August 21, 2001

Review: AMD Duron 'Morgan' 1GHz CPU

Author: JT Smith

- By Jeff Field -

AMD has again released its Duron value CPU at a higher clock speed, 1GHz. This time around AMD has also updated the core with some new features, and of course, with new features comes a new codename. Read on to find out how the AMD Duron "Morgan" handles the Penguin.
(Editor's note: NewsForge normally doesn't run two hardware reviews on the same day, but the AMD embargo on reviewing the Morgan has just been lifted, and we thought readers would appreciate this timely review.)

The chip

Here is a photo comparison of the two version of the Duron CPU:

Duron Spitfire Duron Morgan
Duron 'Spitfire' Duron 'Morgan'

Below is my original summary of the Spitfire-core Duron and its comparison to the Intel Celeron:

The Intel Celeron is essentially a Pentium III-Coppermine, with half of the L2 cache disabled, running a 66MHz front side bus speed. This is good for Intel because if a chip has problems with the L2 cache, Intel can disable half of the cache and repackage the chip as a Celeron. Where this becomes a problem is that the cache goes from being eight-way set associative, to four-way. Set associative cache is used to make the L2 cache more efficient so the CPU spends less time waiting for data from system RAM. By cutting the set associative in half for the L2 cache on the Celeron, Intel cut the cache hit rate, which is crucial. With a low hit rate, it means more time wasted finding data in system RAM.

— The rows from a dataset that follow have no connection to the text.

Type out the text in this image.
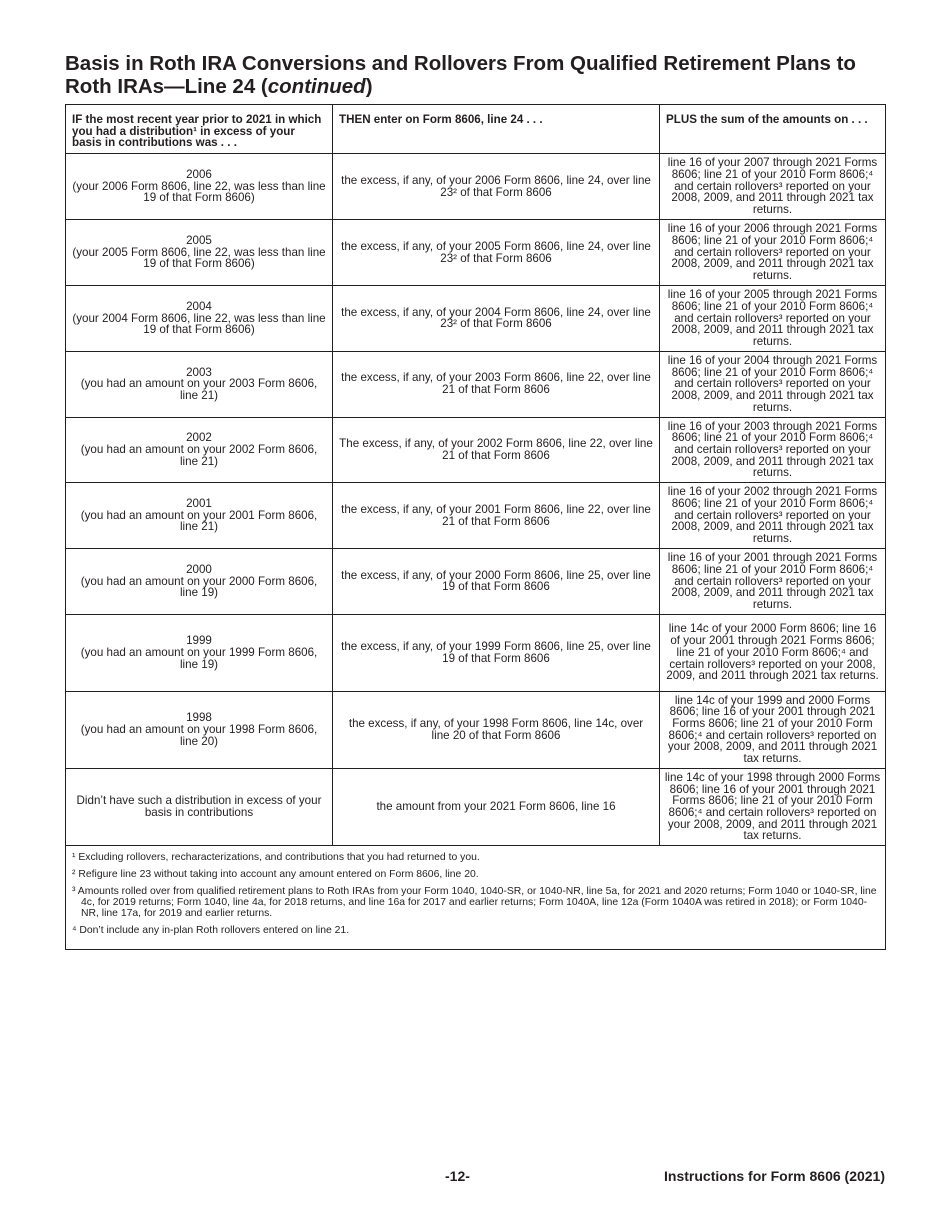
Basis in Roth IRA Conversions and Rollovers From Qualified Retirement Plans to Roth IRAs—Line 24 (continued)
IF the most recent year prior to 2021 in which you had a distribution¹ in excess of your basis in contributions was . . .	THEN enter on Form 8606, line 24 . . .	PLUS the sum of the amounts on . . .

2006
(your 2006 Form 8606, line 22, was less than line 19 of that Form 8606)	the excess, if any, of your 2006 Form 8606, line 24, over line 23² of that Form 8606	line 16 of your 2007 through 2021 Forms 8606; line 21 of your 2010 Form 8606;⁴ and certain rollovers³ reported on your 2008, 2009, and 2011 through 2021 tax returns.

2005
(your 2005 Form 8606, line 22, was less than line 19 of that Form 8606)	the excess, if any, of your 2005 Form 8606, line 24, over line 23² of that Form 8606	line 16 of your 2006 through 2021 Forms 8606; line 21 of your 2010 Form 8606;⁴ and certain rollovers³ reported on your 2008, 2009, and 2011 through 2021 tax returns.

2004
(your 2004 Form 8606, line 22, was less than line 19 of that Form 8606)	the excess, if any, of your 2004 Form 8606, line 24, over line 23² of that Form 8606	line 16 of your 2005 through 2021 Forms 8606; line 21 of your 2010 Form 8606;⁴ and certain rollovers³ reported on your 2008, 2009, and 2011 through 2021 tax returns.

2003
(you had an amount on your 2003 Form 8606, line 21)	the excess, if any, of your 2003 Form 8606, line 22, over line 21 of that Form 8606	line 16 of your 2004 through 2021 Forms 8606; line 21 of your 2010 Form 8606;⁴ and certain rollovers³ reported on your 2008, 2009, and 2011 through 2021 tax returns.

2002
(you had an amount on your 2002 Form 8606, line 21)	The excess, if any, of your 2002 Form 8606, line 22, over line 21 of that Form 8606	line 16 of your 2003 through 2021 Forms 8606; line 21 of your 2010 Form 8606;⁴ and certain rollovers³ reported on your 2008, 2009, and 2011 through 2021 tax returns.

2001
(you had an amount on your 2001 Form 8606, line 21)	the excess, if any, of your 2001 Form 8606, line 22, over line 21 of that Form 8606	line 16 of your 2002 through 2021 Forms 8606; line 21 of your 2010 Form 8606;⁴ and certain rollovers³ reported on your 2008, 2009, and 2011 through 2021 tax returns.

2000
(you had an amount on your 2000 Form 8606, line 19)	the excess, if any, of your 2000 Form 8606, line 25, over line 19 of that Form 8606	line 16 of your 2001 through 2021 Forms 8606; line 21 of your 2010 Form 8606;⁴ and certain rollovers³ reported on your 2008, 2009, and 2011 through 2021 tax returns.

1999
(you had an amount on your 1999 Form 8606, line 19)	the excess, if any, of your 1999 Form 8606, line 25, over line 19 of that Form 8606	line 14c of your 2000 Form 8606; line 16 of your 2001 through 2021 Forms 8606; line 21 of your 2010 Form 8606;⁴ and certain rollovers³ reported on your 2008, 2009, and 2011 through 2021 tax returns.

1998
(you had an amount on your 1998 Form 8606, line 20)	the excess, if any, of your 1998 Form 8606, line 14c, over line 20 of that Form 8606	line 14c of your 1999 and 2000 Forms 8606; line 16 of your 2001 through 2021 Forms 8606; line 21 of your 2010 Form 8606;⁴ and certain rollovers³ reported on your 2008, 2009, and 2011 through 2021 tax returns.

Didn’t have such a distribution in excess of your basis in contributions	the amount from your 2021 Form 8606, line 16	line 14c of your 1998 through 2000 Forms 8606; line 16 of your 2001 through 2021 Forms 8606; line 21 of your 2010 Form 8606;⁴ and certain rollovers³ reported on your 2008, 2009, and 2011 through 2021 tax returns.

¹ Excluding rollovers, recharacterizations, and contributions that you had returned to you.

² Refigure line 23 without taking into account any amount entered on Form 8606, line 20.

³ Amounts rolled over from qualified retirement plans to Roth IRAs from your Form 1040, 1040-SR, or 1040-NR, line 5a, for 2021 and 2020 returns; Form 1040 or 1040-SR, line 4c, for 2019 returns; Form 1040, line 4a, for 2018 returns, and line 16a for 2017 and earlier returns; Form 1040A, line 12a (Form 1040A was retired in 2018); or Form 1040-NR, line 17a, for 2019 and earlier returns.

⁴ Don’t include any in-plan Roth rollovers entered on line 21.		

-12-	Instructions for Form 8606 (2021)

The Duron, however, is very much its own CPU. Designed from the ground up as a low-end processor, it is not "crippled" like a Celeron. It has half the L2 cache of a Celeron, 64KB, but features 128KB of L1 cache compared to 32KB on a Celeron. The L2 cache on the Duron is 16-way set associative, allowing it to have a high hit-rate for the L2 cache. This proves crucial, because it allows the Duron to outperform a comparably clocked Celeron by large amounts.

The chip itself is very similar to the Thunderbird CPUs, because it uses the same "flipchip" configuration (with the CPU core on the top) and the same interface -- Socket A. The Duron, however, differs from the Thunderbird greatly. It has a much smaller core than the Thunderbird, using 12 million fewer transistors (25 million on the Duron versus 37 million on the Thunderbird), thanks to the reduction of the amount of cache on the chip. This greatly decreases the heat produced by the CPU, which is always good for a CPU targeted toward lower-end machines, which tend not to be as spacious and well cooled as machines on the higher end.

The original Duron, codenamed "Spitfire," is the chip I discuss in the paragraph above. A lot of the information there holds true with the new Duron, codenamed "Morgan." However, AMD made several architectural changes to the Duron, which while not revolutionary increases, do help performance.

The differences between the Morgan and the Spitfire core Durons are as important as the changes between the Thunderbird and the Palomino. First, the Morgan core supports new processor technologies, such as SSE (which AMD calls 3DNow! Professional), which is Intel's on-chip solution targeted at increasing 3D/floating point performance. This means that all software looking for SSE instructions that an Intel chip has will also find them and use them on the Morgan core Durons and Palomino core Athlons.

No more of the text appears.